Involve Your Child in Setting Boundaries

Children in the tween years feel a need for greater autonomy—and that need will increase as they get older. Fighting their desire for independence will only backfire, but it’s still important for children to have limits and learn self-discipline. It can be helpful to involve your child in setting boundaries. This can help them to feel respected, and gives them a feeling of investment in the rules you decide on together.
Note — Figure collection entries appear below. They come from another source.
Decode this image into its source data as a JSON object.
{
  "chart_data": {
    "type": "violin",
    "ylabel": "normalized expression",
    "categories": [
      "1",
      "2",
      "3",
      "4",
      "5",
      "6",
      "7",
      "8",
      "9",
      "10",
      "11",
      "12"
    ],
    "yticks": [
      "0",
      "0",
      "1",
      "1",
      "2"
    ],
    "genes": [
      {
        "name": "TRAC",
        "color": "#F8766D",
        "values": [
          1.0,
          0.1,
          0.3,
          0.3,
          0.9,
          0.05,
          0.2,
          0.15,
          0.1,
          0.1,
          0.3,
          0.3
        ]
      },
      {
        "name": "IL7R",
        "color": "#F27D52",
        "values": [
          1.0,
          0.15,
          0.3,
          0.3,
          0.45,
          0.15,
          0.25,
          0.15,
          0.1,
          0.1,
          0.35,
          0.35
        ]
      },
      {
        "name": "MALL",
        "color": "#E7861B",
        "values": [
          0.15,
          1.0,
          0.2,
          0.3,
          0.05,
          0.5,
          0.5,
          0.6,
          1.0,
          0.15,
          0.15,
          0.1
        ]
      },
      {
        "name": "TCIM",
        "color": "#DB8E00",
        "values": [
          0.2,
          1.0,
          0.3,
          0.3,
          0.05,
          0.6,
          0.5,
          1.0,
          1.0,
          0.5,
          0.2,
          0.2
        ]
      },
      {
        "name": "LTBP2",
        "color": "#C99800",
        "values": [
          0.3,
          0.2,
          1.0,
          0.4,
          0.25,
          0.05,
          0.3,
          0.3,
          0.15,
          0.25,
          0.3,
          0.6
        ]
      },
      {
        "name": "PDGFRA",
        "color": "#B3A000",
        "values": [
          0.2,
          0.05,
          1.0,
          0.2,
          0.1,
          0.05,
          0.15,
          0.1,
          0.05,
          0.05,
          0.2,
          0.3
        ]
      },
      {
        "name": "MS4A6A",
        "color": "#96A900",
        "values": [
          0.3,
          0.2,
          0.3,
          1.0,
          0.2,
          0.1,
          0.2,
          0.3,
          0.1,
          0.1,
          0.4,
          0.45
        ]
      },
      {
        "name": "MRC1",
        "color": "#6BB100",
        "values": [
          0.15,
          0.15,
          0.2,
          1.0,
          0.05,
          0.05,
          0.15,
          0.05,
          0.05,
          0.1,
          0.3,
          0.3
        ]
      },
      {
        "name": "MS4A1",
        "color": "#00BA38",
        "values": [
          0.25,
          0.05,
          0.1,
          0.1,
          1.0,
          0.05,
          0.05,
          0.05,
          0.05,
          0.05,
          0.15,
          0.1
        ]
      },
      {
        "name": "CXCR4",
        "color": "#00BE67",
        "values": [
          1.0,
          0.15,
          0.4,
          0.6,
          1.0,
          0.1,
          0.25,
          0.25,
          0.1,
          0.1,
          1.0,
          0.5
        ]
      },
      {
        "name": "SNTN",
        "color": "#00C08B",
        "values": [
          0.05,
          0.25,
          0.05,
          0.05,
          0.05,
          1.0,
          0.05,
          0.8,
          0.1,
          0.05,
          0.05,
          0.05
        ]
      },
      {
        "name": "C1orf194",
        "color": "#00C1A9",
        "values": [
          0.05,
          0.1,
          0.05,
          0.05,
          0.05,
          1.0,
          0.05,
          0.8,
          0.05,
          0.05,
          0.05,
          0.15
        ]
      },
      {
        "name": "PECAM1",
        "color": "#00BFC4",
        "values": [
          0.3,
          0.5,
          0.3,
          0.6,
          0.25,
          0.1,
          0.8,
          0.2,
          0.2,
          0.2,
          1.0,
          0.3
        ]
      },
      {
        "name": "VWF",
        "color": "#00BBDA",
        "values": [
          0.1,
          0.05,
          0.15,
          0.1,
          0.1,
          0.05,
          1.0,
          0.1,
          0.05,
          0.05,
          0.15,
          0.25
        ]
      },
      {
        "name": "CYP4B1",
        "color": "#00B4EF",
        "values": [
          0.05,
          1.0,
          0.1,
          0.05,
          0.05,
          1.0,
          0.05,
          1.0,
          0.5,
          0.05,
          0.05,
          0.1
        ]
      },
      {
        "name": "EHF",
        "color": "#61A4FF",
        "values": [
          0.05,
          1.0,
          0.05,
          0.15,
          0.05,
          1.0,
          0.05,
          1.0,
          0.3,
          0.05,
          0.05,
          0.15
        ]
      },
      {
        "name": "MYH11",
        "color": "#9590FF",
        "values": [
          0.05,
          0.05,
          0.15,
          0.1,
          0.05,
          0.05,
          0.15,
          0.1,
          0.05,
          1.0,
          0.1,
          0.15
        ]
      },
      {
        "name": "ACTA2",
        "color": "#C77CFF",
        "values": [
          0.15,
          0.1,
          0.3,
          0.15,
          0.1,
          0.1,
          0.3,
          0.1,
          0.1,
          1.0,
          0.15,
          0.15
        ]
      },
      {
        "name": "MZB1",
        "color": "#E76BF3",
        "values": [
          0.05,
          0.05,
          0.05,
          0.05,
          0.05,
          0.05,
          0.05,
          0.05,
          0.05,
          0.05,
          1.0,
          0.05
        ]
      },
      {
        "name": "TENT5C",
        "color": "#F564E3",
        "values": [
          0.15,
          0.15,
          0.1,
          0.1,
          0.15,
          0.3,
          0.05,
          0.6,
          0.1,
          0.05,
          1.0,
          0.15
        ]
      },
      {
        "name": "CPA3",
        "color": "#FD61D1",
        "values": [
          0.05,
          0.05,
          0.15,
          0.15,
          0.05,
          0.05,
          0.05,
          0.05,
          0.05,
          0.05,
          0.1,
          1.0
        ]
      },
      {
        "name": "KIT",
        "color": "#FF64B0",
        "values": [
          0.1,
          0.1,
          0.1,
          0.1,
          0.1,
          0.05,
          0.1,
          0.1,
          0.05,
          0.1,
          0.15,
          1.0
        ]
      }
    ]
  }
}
This doesn’t mean mistakes will never happen though, so decide together on clear consequences for keeping and breaking rules, and stick to them.

Choose Your Battles

Your child will not always make the same choices you would, and it’s important to respect that. When a child breaks the rules, always follow up with the promised consequences, but when their choices are not necessarily wrong, simply not what you would prefer, it can be beneficial to allow that freedom. You may not want your tween daughter to wear knee-high, neon-colored socks to school, but it’s not going to make or break anything if she does. Allowing small freedoms like this can help a child feel greater independence without venturing into dangerous territory, and can go a long way to promoting a peaceful relationship between you.

Expect the Best

Parents sometimes dread the tween and teen years, but don’t let negative expectations get the better of you, and certainly don’t pass them on to your child. Although they may not admit it, tweens still need your love and approval, and frequently respond to positive expectations and interactions in kind. Always expect the best of your child; express love, pride, and confidence in them on a regular basis. You may be surprised by how well they respond!